The program for last night’s Vocal Department Recital by students at the San Francisco Conservatory of Music was arranged roughly in chronological order. This led to a juxtaposition of two arias from Wolfgang Amadeus Mozart’s K. 492 opera, The Marriage of Figaro. Performing in succession two arias that are far more distant in the libretto of the opera provided a useful perspective on Mozart’s gift for dramatization.
One of my professors like to talk about K. 492 as a study in contrasting characters. The first act wastes no time in defining two of those contrasts, Figaro and Bartolo followed by Susanna and Marcellina. More interesting, however, is the contrast that leaps from the middle of the first act into the opening of the second. That is the contrast between Cherubino and Countess Rosina Almaviva.

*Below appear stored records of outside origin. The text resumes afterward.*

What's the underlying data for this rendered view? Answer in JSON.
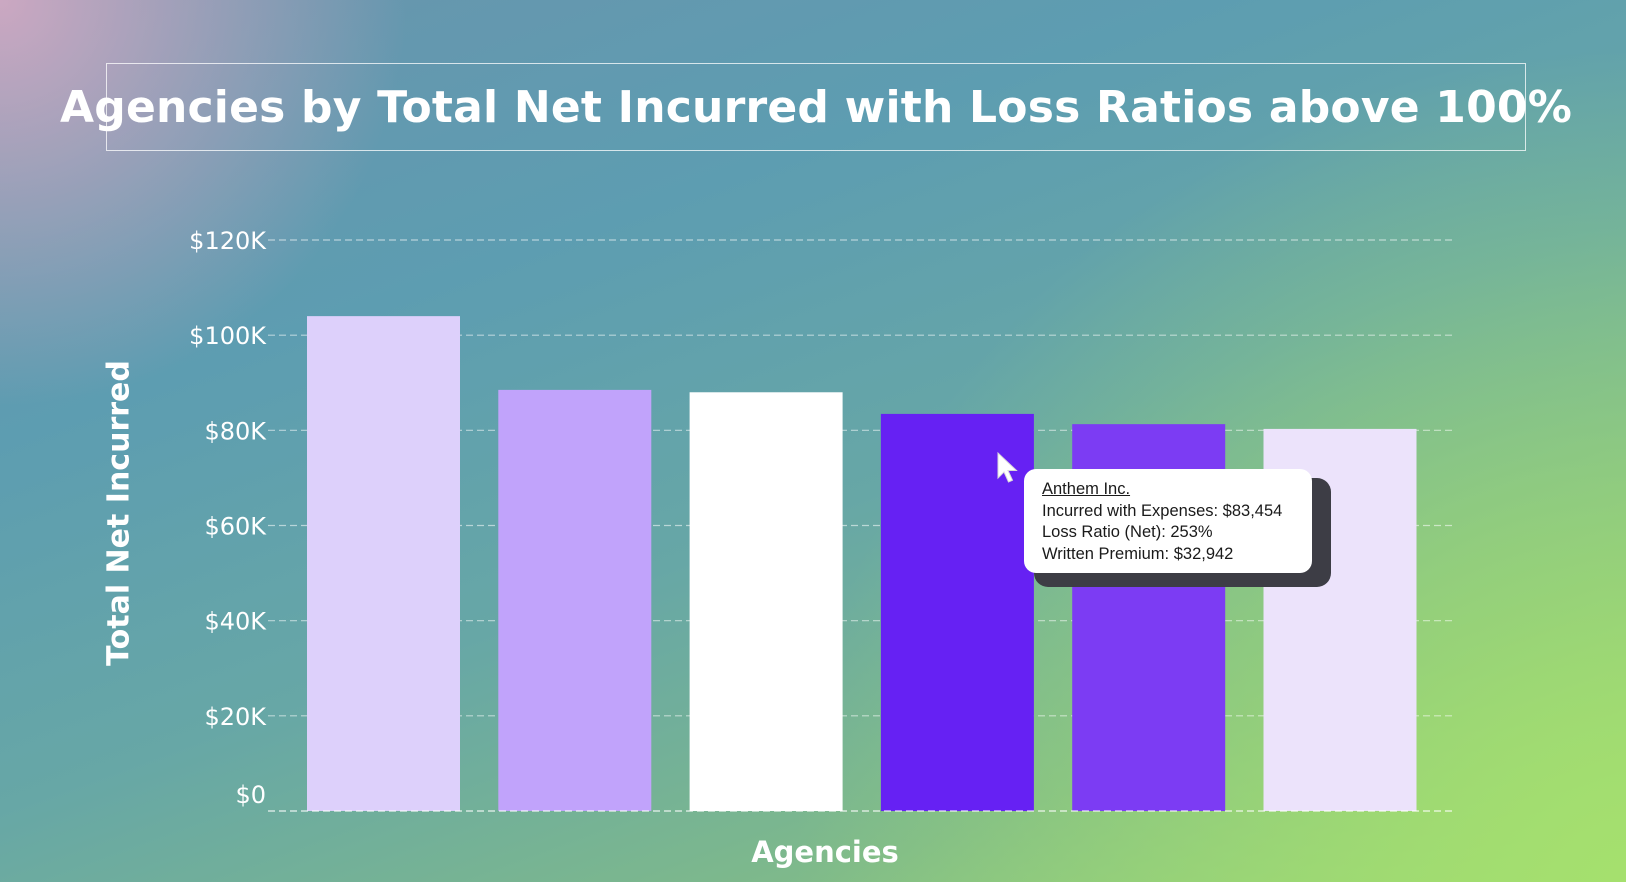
{
  "title": "Agencies by Total Net Incurred with Loss Ratios above 100%",
  "chart_data": {
    "type": "bar",
    "categories": [
      "",
      "",
      "",
      "",
      "",
      ""
    ],
    "values": [
      104000,
      88500,
      88000,
      83454,
      81300,
      80300
    ],
    "bar_colors": [
      "#ddd0fb",
      "#c1a3fb",
      "#ffffff",
      "#6621f3",
      "#7c3cf3",
      "#ece3fb"
    ],
    "xlabel": "Agencies",
    "ylabel": "Total Net Incurred",
    "ylim": [
      0,
      120000
    ],
    "y_ticks": [
      0,
      20000,
      40000,
      60000,
      80000,
      100000,
      120000
    ],
    "y_tick_labels": [
      "$0",
      "$20K",
      "$40K",
      "$60K",
      "$80K",
      "$100K",
      "$120K"
    ],
    "grid": true,
    "legend": "none"
  },
  "tooltip": {
    "title": "Anthem Inc.",
    "lines": [
      "Incurred with Expenses: $83,454",
      "Loss Ratio (Net): 253%",
      "Written Premium: $32,942"
    ]
  },
  "cursor": "arrow-pointer-icon"
}
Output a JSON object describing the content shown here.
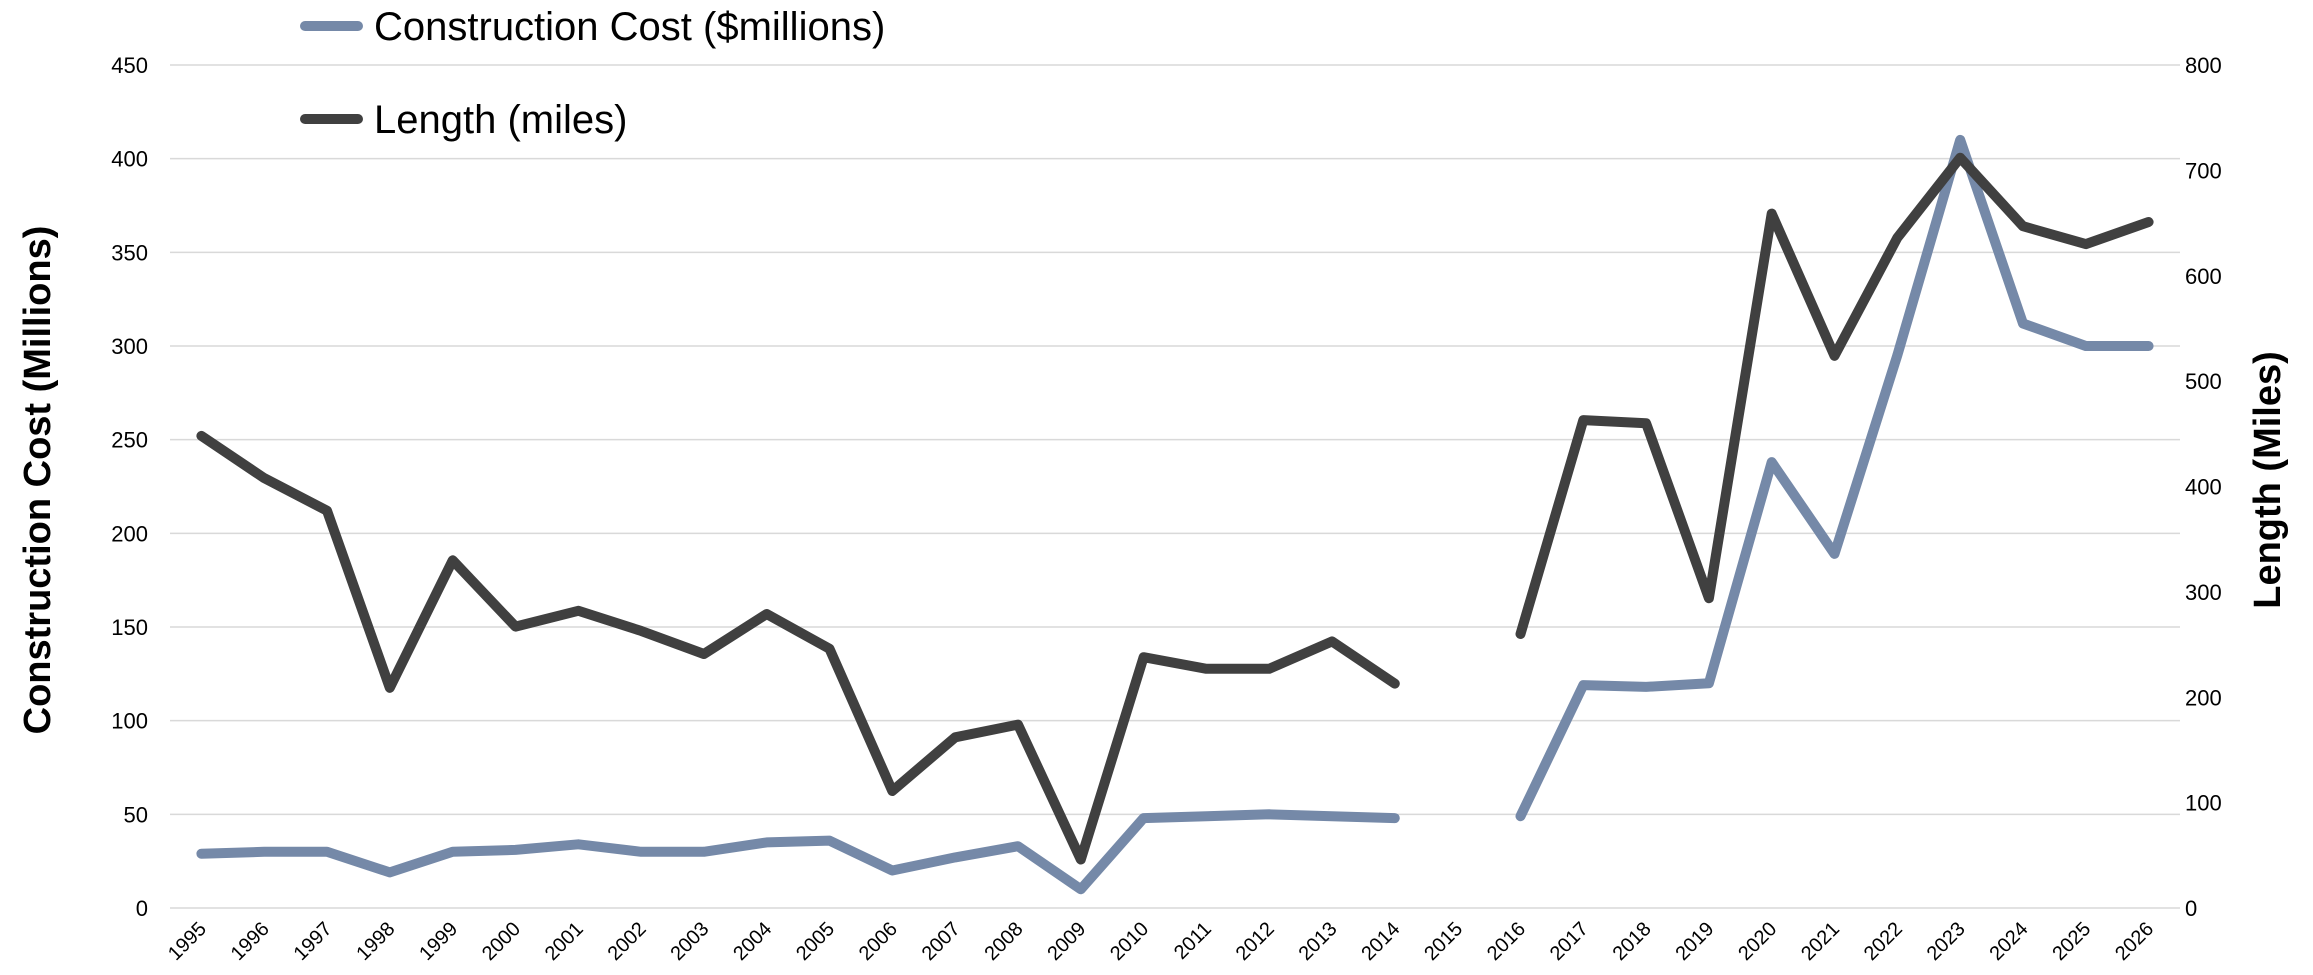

I deliberately use the Countess’ first name to stress the connection to Pierre Beaumarchais’ preceding play in the Figaro trilogy, The Barber of Seville, which explains how the young maid who was Bartolo’s ward came to be the wife of Count Almaviva. The sun shines brightly at the end of The Barber of Seville, but love is not all about bright sunlight. While in Beaumarchais’ play The Marriage of Figaro may have ultimately been about the empowerment of the servant class, Mozart’s opera is all about the complexities of love.
We get out first taste of those complexities in the successive introductions of Cherubino and the Countess. Cherubino, sung by a mezzo as a trouser role, is a weird mix of raging hormones and logorrhea. His passions lead him to chase after every woman, but those emerge as an flood of words pouring out at a rate faster than his mind can follow. As he says at the end of his aria, when he cannot use those words to declare love to his latest fancy, he declares love to himself.
The Countess, on the other hand, allows Mozart to explore the receiving end of such male enthusiasm. We meet her at the very beginning of the second act at a time when her husband, too, is chasing after other women. (By the end of the first act, we know about two of them.) Through Mozart’s cavatina, “Porgi, amor,” we appreciate every detail of the clouds that have darkened that sun from the end of The Barber of Seville; and, in so doing, we also realize that Cherubino’s enthusiasm will also have its own inevitable dark side.
While last night’s two student performers never shared the stage, their performance in succession gave a substantive taste of how Mozart’s dramatic flow progresses. Each had the good sense to use the musical introduction as an opportunity to “get into character,” even if this was little more than a few significant adjustments to posture and gesture. The result was a brief interval during which the genre of recital unfolded into the genre of opera, thus emphasizing the significance behind the isolated selections of the recitalists.